Le contrôle des « flux entrants » opéré par la grande chambre reprend le raisonnement similaire à celui rendu dans l’arrêt rendu par la chambre le 13 septembre 2018, à savoir la nécessité pour ces « flux entrants » de la mise en place de garanties suffisantes « pour leur examen, leur utilisation, leur conservation, leur transmission à des tiers, leur effacement et leur destruction. Les garanties en question, qui ont d’abord été énoncées par la Cour dans sa jurisprudence relative à l’interception de communications par les États contractants, s’appliquent également à la réception, par un État contractant, d’éléments interceptés demandés à un service de renseignement étranger. Dès lors, comme le soutient le Gouvernement, que les États ne sont pas toujours en mesure de savoir si des éléments reçus de services de renseignement étrangers sont le produit d’une interception, la Cour considère que les mêmes règles doivent s’appliquer à l’ensemble des éléments reçus de services de renseignement étrangers qui pourraient être le produit d’une interception » (Cour EDH, 25 mai 2021, Big Brother Watch et autres c. Royaume-Uni, n°58170/13, 62322/14 et 24960/15, § 498).

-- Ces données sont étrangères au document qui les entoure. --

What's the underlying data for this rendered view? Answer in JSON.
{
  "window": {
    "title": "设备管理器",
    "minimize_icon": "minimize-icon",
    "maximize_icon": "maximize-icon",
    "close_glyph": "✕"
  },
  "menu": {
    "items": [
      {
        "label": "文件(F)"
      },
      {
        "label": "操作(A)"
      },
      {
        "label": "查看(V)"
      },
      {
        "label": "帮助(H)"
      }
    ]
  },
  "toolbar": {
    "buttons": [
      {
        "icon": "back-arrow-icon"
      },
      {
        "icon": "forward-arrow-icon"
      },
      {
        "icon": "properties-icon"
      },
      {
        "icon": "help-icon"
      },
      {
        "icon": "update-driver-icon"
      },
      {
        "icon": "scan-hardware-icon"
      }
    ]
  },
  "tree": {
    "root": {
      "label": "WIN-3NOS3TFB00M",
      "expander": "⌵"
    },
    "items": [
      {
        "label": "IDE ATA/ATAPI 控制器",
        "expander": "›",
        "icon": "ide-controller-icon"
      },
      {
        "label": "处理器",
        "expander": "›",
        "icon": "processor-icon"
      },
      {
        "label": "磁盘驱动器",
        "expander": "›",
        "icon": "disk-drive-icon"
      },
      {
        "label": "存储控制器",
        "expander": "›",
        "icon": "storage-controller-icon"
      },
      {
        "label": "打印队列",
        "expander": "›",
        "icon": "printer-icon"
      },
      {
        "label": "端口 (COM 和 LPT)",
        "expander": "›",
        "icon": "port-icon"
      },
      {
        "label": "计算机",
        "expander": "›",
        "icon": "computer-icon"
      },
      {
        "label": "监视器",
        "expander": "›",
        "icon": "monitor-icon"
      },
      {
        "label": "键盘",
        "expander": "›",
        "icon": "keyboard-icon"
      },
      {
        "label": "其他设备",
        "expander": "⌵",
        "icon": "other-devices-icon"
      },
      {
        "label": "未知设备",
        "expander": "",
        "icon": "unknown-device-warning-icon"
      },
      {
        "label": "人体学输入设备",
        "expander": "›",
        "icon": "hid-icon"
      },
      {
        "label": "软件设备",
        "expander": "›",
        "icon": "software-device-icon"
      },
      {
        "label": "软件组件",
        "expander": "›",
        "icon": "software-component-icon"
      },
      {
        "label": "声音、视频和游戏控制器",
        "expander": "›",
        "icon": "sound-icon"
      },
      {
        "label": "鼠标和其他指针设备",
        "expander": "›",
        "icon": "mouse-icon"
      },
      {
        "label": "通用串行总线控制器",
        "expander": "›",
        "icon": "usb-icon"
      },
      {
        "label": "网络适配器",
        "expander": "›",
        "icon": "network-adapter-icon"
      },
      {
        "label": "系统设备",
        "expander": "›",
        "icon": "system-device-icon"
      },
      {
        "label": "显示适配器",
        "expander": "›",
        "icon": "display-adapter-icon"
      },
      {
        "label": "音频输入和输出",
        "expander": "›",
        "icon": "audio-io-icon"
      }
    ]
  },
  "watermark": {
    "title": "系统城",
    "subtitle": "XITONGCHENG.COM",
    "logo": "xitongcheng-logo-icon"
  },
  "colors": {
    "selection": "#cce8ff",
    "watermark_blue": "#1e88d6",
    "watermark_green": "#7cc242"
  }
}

Dans la seconde affaire jugée le 25 mai 2021, Centrum för Rättvisa c. Suède (n° 35252/08), la Cour a contrôlé les « flux sortants ». Comme s’agissant du contrôle des « flux entrants », la Cour réitère la légitimité du partage d’informations entre services de renseignement, puisque « la coopération internationale est essentielle pour l’efficacité des efforts déployés par les autorités pour détecter et contrecarrer les menaces potentielles à la sécurité nationale des États contractants » (Cour EDH, 25 mai 2021, Centrum för Rättvisa c. Suède, n° 35252/08, § 321).

Par la loi n°2021-998 du 30 juillet 2021, le législateur a pris acte de la jurisprudence européenne, mais surtout de la décision rendue par le Conseil constitutionnel le 9 juillet 2021, La Quadrature du Net (n°2021-924 QPC). A l’origine du contentieux, l’association La Quadrature du Net avait exercé un recours pour excès de pouvoir tendant à l’annulation de la décision prise pour l’application de l’article L. 863-2 du Code de la sécurité intérieure relatif à l’information des services de renseignement. Dans le cadre de ce recours, l’association avait soulevé une question prioritaire de constitutionnalité visant cette même disposition.

Le Conseil d’Etat accepta de renvoyer devant le Conseil constitutionnel cette QPC afin de savoir si le législateur aurait méconnu l’étendue de sa compétence et affecté, ce faisant, le droit au respect de la vie privée et le secret des correspondances (CE, 19 mai 2021, La Quadrature du Net, n°431980).

A la suite d’un examen attentif, les Sages validèrent les dispositions relatives au partage d’informations entre services de renseignement, en concluant que celles-ci ne méconnaissaient pas le droit au respect de la vie privée. « D’une part, les informations ainsi partagées sont soumises au respect des règles encadrant les traitements de données à caractère personnel par les services de renseignement et, s’agissant des données recueillies au moyen de techniques de renseignement, des règles mentionnées au livre VIII du code de la sécurité intérieure. D’autre part, les dispositions contestées ne font pas obstacle au contrôle susceptible d’être exercé, par les autorités compétentes, sur les informations partagées » (Cons. const., 9 juill. 2021, La Quadrature du Net, n°2021-924 QPC, § 8).

 

4. Et en matière d’accès du public aux documents liés au renseignement : la loi n° 2021-998 du 30 juillet 2021 a-t-elle vraiment tout changé ? Cette loi est-elle selon vous conforme à la Constitution ? Puisque de nombreuses de ses dispositions n’ont pas été évoquées par le  Conseil dans sa décision n° 2021-821 DC du 29 juillet 2021…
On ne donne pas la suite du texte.